LNDC Chief Executive Officer, Advocate Molise Ramaili, told the Lesotho Times that negotiations with RSL were ongoing. 

“Please note that we are currently in talks with RSL on this matter and at this stage, I am not able to give you the true status of the matter. Please allow us some time to finalise things and we will give comprehensive feedback,” Adv Ramaili said. 

A warrant of execution issued by the Maseru Magistrates’ Court ordered that the outstanding amount continues to attract an additional tax of 22 percent per annum from the date it fell due until settlement. 

The court further instructed the Sheriff to auction Loti Brick’s property to ensure that the debt is paid in full. 

The ruling authorised the Sheriff to: “Attach, remove and take into custody or possession the immovable property of Loti Brick and realise the same by public auction in the sum of M7,401,813.08, together with your costs of this execution, and pay Revenue Services Lesotho the sum of M7,401,813.08, and return to this court what you have done by virtue hereof.” 

The court, however, provided that if the debt was settled in full within an hour of the Sheriff’s entry, Loti Brick would not be liable for additional execution costs. 

“This execution may be paid before sale, subject to the payment of the Sheriff’s fees and charges of execution, which may be required to be taxed. The only immovable property upon which this warrant may be executed is situated at Mankoaneng Ha Teko, Mazenod, Maseru, known as plot No. 12314-350, as shown on plan No. 12314 held by the Chief Surveyor and held under lease No. 12314-350.” 

Established in 1978, Loti Brick is controlled by the LNDC with its operations involving the manufacturing, sales, and distribution of clay brick products. 

Loti Brick announced a temporary closure in September last year, citing financial difficulties that had crippled its operations for years.
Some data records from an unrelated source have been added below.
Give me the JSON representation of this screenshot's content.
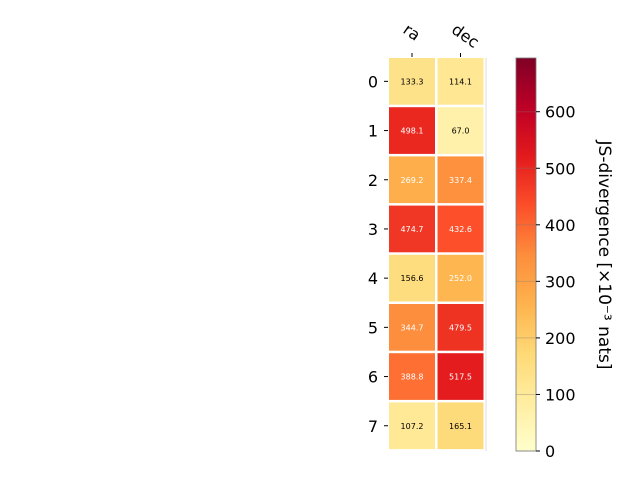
{
  "chart_data": {
    "type": "heatmap",
    "columns": [
      "ra",
      "dec"
    ],
    "rows": [
      "0",
      "1",
      "2",
      "3",
      "4",
      "5",
      "6",
      "7"
    ],
    "values": [
      [
        133.3,
        114.1
      ],
      [
        498.1,
        67.0
      ],
      [
        269.2,
        337.4
      ],
      [
        474.7,
        432.6
      ],
      [
        156.6,
        252.0
      ],
      [
        344.7,
        479.5
      ],
      [
        388.8,
        517.5
      ],
      [
        107.2,
        165.1
      ]
    ],
    "value_labels": [
      [
        "133.3",
        "114.1"
      ],
      [
        "498.1",
        "67.0"
      ],
      [
        "269.2",
        "337.4"
      ],
      [
        "474.7",
        "432.6"
      ],
      [
        "156.6",
        "252.0"
      ],
      [
        "344.7",
        "479.5"
      ],
      [
        "388.8",
        "517.5"
      ],
      [
        "107.2",
        "165.1"
      ]
    ],
    "colormap": "YlOrRd",
    "colorbar": {
      "label": "JS-divergence [×10⁻³ nats]",
      "range": [
        0,
        695
      ],
      "ticks": [
        0,
        100,
        200,
        300,
        400,
        500,
        600
      ],
      "tick_labels": [
        "0",
        "100",
        "200",
        "300",
        "400",
        "500",
        "600"
      ]
    }
  }
}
The company has since remained closed. 

The Public Accounts Committee (PAC) had in November last year opposed the move to sell the state-owned company to Minister of Local Government, Chieftainship, Home Affairs and Police, Lebona Lephema’s company, Lephema Executive Transport.  

Meanwhile, trade unions have raised concerns over the fate of workers who were laid off in June last year. 

United Textiles Employees Union (UNITE) President, Malebohang Thai, said affected workers had been promised either absorption by a new buyer or payment of half of their severance packages. 

“Workers have been laid off since June last year. They were promised half of their severance pay and informed that the company would be sold to a buyer who would absorb them. We have approached the government about this matter, but to date, nothing has been done to address the non-payment of workers. We were at some point told that government does not have money to pay the workers,” Ms Thai said.